Increasingly, creative app developers, visual artists, authors and publishers are pushing beyond the boundaries of how we “experience” reading.  By using technology to augment the experience of reading, the telling of stories and the sharing of information, will augmented reading experiences change our reading habits forever?

 What is the activity of “reading”?

 Visit your preferred search engine and perform an image search with the term “reading” (or try your favourite social media platform and try #reading).

 What do you see? 

 What does reading look like? 

 I noticed a few things:

  • reading looks like a solitary act
  • necks are craned and heads are bent 
  • people were positioned in a very relaxed posture
  • people reading together are mostly parents/children

Next, do another image search for “augmented reading

What differences did you find?

What is the activity of “augmented reading”?

In searching for images depicting “augmented reading” I found images of books showing objects emerging from the pages, trying to represent the immersive experience of an augmented reality book experience. I found that most images depicted a similar scene to that of traditional reading, but that the subjects participating in augmented reading were holding a device or wearing a VR viewer

These tend to be the sort of interactions we imagine about the ways to augment reading, by using the technology as a viewer.  What stood out for me in these images is that we first have to augment our bodies – our eyes – using a viewer to enable us to reveal the hidden interactive dimensions.   This also seemed to be depicted as solitary activity, the augmentation primarily taking place for the individual device holder or wearer.

Augmented books through a viewer

Augmented reality apps allow you to position and view a layer of 2D or 3D onto a surface.  The interaction can usually be triggered by any 2D or 3D surface and can include multiple trigger points on nearly any surface.  This can include flat-surfaced objects like books.  

You can then view and increasingly interact with the digital content, images, videos, sounds or animations using a viewing device, for example a mobile device or a VR headset. 

Examples of augmented reality books

Augmented books can help traversing a tricky textbook with detailed diagrams, enrich an art book, action into a comic book or even gaze into a tide pool.

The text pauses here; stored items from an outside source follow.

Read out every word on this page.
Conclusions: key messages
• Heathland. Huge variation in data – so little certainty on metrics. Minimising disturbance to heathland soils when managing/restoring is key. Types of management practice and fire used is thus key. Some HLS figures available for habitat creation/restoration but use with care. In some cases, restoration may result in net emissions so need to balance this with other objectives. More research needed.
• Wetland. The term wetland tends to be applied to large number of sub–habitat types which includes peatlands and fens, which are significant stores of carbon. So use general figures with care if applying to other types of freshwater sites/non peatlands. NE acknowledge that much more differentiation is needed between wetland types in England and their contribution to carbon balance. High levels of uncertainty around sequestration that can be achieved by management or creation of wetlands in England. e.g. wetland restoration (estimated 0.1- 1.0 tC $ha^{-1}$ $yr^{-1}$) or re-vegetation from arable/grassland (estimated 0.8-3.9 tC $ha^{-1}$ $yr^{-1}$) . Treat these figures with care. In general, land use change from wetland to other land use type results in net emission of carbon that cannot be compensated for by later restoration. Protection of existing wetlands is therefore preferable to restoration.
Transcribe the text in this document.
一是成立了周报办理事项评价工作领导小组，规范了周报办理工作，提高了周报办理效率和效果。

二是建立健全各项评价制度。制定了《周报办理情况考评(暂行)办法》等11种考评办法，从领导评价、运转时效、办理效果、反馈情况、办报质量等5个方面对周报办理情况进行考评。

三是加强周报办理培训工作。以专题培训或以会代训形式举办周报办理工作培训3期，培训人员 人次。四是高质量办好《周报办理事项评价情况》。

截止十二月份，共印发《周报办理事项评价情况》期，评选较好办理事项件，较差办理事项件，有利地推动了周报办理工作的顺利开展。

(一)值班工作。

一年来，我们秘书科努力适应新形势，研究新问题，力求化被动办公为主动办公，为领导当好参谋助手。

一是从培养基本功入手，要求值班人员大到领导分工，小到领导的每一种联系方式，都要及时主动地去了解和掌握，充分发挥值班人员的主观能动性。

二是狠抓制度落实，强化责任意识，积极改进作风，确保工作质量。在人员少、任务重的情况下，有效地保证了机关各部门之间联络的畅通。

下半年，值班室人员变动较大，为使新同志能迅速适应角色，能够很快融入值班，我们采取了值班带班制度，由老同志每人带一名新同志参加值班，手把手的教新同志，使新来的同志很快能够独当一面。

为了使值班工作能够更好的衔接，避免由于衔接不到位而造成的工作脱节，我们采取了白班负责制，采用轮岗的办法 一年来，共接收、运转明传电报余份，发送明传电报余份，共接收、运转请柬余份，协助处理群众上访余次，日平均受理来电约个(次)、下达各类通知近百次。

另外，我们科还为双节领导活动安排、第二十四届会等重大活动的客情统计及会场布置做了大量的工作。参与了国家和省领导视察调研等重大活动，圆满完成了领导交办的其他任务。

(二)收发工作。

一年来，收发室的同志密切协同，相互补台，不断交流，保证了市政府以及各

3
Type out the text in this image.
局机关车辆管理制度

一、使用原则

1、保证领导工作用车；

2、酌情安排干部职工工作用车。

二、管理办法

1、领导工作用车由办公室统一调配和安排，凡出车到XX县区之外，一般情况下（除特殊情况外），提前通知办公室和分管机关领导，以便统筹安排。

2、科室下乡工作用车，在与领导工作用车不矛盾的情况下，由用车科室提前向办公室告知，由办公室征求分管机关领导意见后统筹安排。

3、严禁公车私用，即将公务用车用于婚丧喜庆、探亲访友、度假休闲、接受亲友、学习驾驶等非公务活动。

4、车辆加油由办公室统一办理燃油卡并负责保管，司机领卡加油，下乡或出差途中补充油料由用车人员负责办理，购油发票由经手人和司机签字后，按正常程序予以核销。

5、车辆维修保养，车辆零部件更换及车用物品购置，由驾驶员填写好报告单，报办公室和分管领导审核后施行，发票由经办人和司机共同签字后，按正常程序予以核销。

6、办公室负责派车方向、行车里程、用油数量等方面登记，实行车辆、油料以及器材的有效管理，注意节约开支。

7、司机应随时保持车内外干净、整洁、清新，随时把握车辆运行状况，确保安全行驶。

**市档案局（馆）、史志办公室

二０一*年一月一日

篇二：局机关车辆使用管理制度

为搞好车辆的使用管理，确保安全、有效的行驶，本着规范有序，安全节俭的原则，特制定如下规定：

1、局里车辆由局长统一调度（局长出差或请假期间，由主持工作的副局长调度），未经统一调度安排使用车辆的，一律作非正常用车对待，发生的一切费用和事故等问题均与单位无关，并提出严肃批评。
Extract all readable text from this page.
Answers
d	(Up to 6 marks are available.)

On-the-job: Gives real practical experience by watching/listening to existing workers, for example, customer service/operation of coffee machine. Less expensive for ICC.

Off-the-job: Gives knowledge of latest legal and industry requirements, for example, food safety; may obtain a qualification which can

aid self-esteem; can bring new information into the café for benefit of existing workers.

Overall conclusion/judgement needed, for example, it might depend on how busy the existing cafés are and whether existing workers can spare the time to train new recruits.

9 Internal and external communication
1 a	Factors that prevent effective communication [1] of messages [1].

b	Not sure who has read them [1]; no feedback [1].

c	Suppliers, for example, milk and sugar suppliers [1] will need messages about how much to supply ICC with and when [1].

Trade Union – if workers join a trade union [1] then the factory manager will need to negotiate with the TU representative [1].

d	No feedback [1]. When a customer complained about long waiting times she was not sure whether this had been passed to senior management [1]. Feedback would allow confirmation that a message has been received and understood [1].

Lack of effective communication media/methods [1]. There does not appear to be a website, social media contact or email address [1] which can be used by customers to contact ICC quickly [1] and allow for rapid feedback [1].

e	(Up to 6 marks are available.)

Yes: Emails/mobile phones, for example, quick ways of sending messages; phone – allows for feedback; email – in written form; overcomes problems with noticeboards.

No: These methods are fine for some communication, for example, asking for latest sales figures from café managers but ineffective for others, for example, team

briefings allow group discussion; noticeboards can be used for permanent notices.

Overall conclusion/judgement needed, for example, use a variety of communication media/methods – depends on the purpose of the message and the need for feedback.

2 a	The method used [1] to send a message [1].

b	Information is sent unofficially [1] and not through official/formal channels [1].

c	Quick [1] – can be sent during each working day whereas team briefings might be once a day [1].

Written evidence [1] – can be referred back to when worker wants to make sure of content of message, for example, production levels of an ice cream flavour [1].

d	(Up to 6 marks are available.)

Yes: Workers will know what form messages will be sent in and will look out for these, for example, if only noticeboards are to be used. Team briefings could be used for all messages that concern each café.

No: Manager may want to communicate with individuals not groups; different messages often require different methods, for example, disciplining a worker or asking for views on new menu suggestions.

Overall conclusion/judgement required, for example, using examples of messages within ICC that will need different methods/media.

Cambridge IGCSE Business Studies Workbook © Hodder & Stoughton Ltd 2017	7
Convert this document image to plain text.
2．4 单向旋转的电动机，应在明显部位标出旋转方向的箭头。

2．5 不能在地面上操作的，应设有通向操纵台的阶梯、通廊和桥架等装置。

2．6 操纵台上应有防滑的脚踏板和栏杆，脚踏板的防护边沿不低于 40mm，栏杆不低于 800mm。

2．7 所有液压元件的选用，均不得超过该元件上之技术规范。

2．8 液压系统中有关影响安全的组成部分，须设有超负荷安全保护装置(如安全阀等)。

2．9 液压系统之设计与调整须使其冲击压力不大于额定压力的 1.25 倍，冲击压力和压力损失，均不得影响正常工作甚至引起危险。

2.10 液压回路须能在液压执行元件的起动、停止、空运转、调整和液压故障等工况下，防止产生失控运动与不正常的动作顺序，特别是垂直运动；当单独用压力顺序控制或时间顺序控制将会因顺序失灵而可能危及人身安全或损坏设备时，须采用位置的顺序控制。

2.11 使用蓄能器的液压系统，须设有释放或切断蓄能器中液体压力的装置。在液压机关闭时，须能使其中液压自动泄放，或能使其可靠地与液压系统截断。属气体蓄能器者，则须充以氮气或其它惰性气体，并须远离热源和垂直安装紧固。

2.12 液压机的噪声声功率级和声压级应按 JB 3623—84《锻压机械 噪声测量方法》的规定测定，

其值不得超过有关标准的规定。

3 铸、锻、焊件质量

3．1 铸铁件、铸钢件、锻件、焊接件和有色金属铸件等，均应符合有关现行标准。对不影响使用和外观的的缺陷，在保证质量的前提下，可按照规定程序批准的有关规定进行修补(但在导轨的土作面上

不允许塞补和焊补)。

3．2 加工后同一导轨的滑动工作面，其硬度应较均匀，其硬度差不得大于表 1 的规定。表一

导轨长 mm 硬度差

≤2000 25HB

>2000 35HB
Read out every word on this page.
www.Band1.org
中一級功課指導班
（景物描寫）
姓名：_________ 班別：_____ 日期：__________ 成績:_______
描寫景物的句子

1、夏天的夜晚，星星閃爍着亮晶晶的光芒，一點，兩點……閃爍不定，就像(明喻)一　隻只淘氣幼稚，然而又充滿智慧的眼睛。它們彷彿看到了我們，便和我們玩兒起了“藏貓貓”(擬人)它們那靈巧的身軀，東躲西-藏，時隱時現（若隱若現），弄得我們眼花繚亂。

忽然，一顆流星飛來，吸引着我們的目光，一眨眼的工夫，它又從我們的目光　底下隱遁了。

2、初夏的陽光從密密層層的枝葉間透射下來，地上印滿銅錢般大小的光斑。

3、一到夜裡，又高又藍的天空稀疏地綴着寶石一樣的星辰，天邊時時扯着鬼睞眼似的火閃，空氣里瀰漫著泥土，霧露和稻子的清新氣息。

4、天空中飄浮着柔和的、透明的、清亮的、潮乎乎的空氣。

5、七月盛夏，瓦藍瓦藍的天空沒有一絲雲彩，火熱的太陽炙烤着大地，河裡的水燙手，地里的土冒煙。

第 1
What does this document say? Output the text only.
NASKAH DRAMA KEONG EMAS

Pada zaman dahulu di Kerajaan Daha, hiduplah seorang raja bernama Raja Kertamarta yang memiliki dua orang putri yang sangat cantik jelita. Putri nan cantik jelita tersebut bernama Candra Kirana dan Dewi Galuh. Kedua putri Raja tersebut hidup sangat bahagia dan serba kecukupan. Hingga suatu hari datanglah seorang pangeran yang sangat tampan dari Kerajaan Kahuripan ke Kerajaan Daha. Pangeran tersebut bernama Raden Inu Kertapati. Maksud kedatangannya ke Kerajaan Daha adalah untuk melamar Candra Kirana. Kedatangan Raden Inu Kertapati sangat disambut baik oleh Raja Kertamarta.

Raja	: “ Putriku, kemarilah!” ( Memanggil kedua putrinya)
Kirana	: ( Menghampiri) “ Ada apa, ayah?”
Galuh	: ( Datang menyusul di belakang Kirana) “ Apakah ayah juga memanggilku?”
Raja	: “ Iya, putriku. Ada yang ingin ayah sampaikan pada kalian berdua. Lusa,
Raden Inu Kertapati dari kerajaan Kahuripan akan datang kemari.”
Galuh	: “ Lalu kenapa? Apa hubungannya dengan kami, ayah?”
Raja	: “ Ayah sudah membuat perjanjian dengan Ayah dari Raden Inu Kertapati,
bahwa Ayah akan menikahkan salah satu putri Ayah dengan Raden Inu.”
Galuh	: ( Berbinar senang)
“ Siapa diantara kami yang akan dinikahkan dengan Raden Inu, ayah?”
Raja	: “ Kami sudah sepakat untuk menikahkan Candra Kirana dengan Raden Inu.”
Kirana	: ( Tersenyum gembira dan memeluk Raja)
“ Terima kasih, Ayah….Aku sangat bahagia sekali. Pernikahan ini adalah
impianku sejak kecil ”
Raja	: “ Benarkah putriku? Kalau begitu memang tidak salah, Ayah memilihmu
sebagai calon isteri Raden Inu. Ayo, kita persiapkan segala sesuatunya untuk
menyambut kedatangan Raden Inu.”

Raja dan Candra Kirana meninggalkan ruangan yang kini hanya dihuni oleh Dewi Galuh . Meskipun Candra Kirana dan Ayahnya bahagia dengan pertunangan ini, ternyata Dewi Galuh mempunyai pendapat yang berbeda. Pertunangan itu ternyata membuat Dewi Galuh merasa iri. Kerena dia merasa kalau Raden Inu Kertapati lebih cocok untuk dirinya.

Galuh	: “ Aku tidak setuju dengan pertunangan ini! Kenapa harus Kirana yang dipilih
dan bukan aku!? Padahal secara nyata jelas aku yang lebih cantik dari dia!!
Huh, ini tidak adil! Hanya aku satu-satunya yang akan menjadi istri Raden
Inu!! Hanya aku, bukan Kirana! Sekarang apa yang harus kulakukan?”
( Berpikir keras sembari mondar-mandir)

You can also use augmented reality to help readers explore wayfinding and meta data about books in a public library

If you can’t experience an augmented reality book, this article in LearnTechLIb explores over twenty augmented reality children’s books and their interactive features and how the features support the story narrative:

Green, M., McNair, L., Pierce, C. & Harvey, C. (2019). An Investigation of Augmented Reality Picture Books: Meaningful Experiences or Missed Opportunities?. Journal of Educational Multimedia and Hypermedia, 28(4), 357-380. Waynesville, NC USA: Association for the Advancement of Computing in Education (AACE). Retrieved November 7, 2019 from https://www.learntechlib.org/p/182345. 

Projected augmentation – projection mapping

Another approach that can bring additional visual dimension to books and paper materials is projection mapping or video mapping (spatial augmented reality) in which visuals are projected into the physical space onto a 2D or 3D object.

This experience doesn’t require a headset to be worn, allowing for the potential for social and group-based augmented reality experiences within the same public physical space. One example is The Icebook which blurs the boundaries of pop-up book, theatre, and film.

DIY augmented books – apps for augmenting

For this article I began testing apps to create my own augmented reality book experience. I quickly found myself trying many different apps, my enthusiastic trials and errors being thwarted by my technological limitations in owning an older generation mobile device. 

I found different types of apps.  DIY augmented reality apps, aimed at allowing end-users and educators to create AR experiences, commercial augmented book apps that may provide an app free and subscription model to explore the augmented books. There are also books with custom augmented reality apps that have their own author app to download in order to experience the augmented book as a publication.

If you decide to start your own experiments, it’s worth keeping in mind that if using a DIY app to augment a book, that the work (the words, photographs, cover art, concepts) may have copyright and intellectual property restrictions.

For a list of apps that you can use to create augmented books, start with the list at The Living Book, a project combining reading and digital creativity to promote a love for reading among 9-15 year-old students.

Future thinking

If the examples viewer-based and projection mapping augmented reality for books have interested you, a start-up called 6D emerging from Oxford University Vision Lab is creating a 3D mesh of the world so that augmented 2D and 3D content will appear more seamlessly in our actual spaces.  See their a video explaining how their approach expands the possibilities of augmented reality

After exploring all of this, I have a lot more going on in my own imagination, about how augmented reality might change the nature of books and the physical activity of how we read.